Ray Scott (sportscaster)
Ray Scott (June 17, 1919 in Johnstown, Pennsylvania – March 23, 1998 in Minneapolis, Minnesota), was an American sportscaster, best known for his broadcasts for the Green Bay Packers of the National Football League. His brother Hal Scott was also a sportscaster.
Early life and career 
Scott began his broadcasting career on local radio in the late 1930s. His first NFL broadcasts came in 1953 over the DuMont network; three years later he began doing play-by-play on Packers broadcasts for CBS-TV, and it was in Green Bay that his terse, minimalist style (e.g. : "Starr . . . Dowler . . . Touchdown, Green Bay.") developed its greatest following.

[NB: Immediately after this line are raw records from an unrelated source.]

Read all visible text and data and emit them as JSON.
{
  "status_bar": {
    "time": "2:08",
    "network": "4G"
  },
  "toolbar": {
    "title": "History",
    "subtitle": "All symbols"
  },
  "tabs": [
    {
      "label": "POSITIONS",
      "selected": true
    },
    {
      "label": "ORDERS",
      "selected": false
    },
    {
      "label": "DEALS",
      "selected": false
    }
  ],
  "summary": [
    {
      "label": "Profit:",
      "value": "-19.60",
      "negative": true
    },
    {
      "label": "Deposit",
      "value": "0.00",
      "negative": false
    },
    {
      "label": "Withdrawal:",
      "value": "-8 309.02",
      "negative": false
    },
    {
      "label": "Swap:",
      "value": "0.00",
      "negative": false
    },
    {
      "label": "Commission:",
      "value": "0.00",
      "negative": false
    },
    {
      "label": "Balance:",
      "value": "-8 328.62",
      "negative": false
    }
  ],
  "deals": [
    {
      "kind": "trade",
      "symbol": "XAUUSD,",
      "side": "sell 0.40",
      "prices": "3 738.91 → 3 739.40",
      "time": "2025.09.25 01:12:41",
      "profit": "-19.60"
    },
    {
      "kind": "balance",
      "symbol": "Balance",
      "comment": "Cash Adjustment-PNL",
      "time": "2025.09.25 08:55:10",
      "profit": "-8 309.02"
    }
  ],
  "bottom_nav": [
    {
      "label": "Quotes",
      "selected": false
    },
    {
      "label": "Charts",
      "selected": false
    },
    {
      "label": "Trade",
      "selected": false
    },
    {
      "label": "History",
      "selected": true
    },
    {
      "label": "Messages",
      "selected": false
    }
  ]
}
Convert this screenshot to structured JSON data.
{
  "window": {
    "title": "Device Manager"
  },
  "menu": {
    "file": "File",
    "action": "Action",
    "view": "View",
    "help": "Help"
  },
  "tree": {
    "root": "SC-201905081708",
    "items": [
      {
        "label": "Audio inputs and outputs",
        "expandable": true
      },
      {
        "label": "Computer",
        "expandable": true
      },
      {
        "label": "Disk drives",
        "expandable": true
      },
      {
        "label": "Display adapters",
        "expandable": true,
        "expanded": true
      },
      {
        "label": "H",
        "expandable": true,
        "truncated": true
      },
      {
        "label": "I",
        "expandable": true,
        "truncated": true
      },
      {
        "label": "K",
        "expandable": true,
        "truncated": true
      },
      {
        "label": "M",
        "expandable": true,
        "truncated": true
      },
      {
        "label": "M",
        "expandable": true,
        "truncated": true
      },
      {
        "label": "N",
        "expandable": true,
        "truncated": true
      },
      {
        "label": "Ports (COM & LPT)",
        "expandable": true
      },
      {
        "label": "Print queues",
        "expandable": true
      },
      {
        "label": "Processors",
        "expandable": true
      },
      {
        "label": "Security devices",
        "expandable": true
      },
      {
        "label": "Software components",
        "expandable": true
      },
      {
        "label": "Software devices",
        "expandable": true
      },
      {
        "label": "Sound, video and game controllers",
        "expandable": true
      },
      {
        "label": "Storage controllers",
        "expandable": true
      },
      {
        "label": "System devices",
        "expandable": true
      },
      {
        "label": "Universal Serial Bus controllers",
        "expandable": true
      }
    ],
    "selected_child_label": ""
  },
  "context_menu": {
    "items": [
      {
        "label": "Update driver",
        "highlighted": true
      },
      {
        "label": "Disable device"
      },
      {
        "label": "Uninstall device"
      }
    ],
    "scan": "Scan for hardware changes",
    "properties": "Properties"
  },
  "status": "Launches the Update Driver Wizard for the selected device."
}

Green Bay Packers and CBS Sports 
Scott was paired primarily with Tony Canadeo on Packers telecasts. As the team's announcer, Scott broadcast Super Bowl I and II for CBS, along with the brutally cold "Ice Bowl" NFL championship game of 1967. In 1968, CBS ended its practice of assigning dedicated announcing crews to particular teams, and Scott was appointed to the network's lead NFL crew, teaming with Paul Christman (1968–69) and Pat Summerall (1970–73). During his tenure with CBS he called four Super Bowls and seven NFL (later NFC) championship games.
Baseball broadcasting 
Scott was also the lead television and radio announcer for Major League Baseball's Minnesota Twins from 1961 to 1966, calling the 1965 World Series on NBC television. After leaving Minnesota he called games for the Washington Senators in 1970–71 before returning to the Twins as a part-time announcer in 1973–75. Scott also called Milwaukee Brewers telecasts in 1976–77.
Later life and career 
CBS dismissed Scott in 1974, replacing him with Summerall (who had been paired with Scott as a color commentator). He was subsequently employed as a local radio announcer by the Kansas City Chiefs (1974–75), Tampa Bay Buccaneers (1976), and Minnesota Vikings (1978–80). Scott also served as a narrator for the NFL Films Game of the Week in the 1970s, called syndicated broadcasts of Penn State football from 1975–81, and was play-by-play announcer for the USFL's Arizona Wranglers in 1983 and 1984 and the Portland Breakers in the 1985 season. In 1988, Scott was one of several veteran announcers to call some September NFL telecasts for NBC, while many of the network's regular broadcasters were working at that year's Summer Olympics in Seoul. Scott also called UCLA, Arizona, Minnesota, and Nebraska football in the '80s, broadcast college basketball and golf at various points in his career, and teamed with Patrick Ryan[disambiguation needed] while doing high school and college football in and around Billings, Montana. In the later years of his life he hosted a syndicated talk show on the short-lived SportsAmerica Radio Network. In addition to sportscasting, Ray Scott also read newscasts at WCCO-FM in Minneapolis in the late 1970s and early '80s.
Awards and honors 
Scott was twice named National Sportscaster of the Year by the National Sportscasters and Sportswriters Association, was given regional awards by that organization 12 times in four different states, and was inducted into its Hall of Fame in 1982. Posthumous honors include the Pete Rozelle Radio-Television Award by the Pro Football Hall of Fame in 2000, and induction into the Green Bay Packers Hall of Fame as a contributor in July 2001.
Scott's bare-bones style has inspired many sportscasters.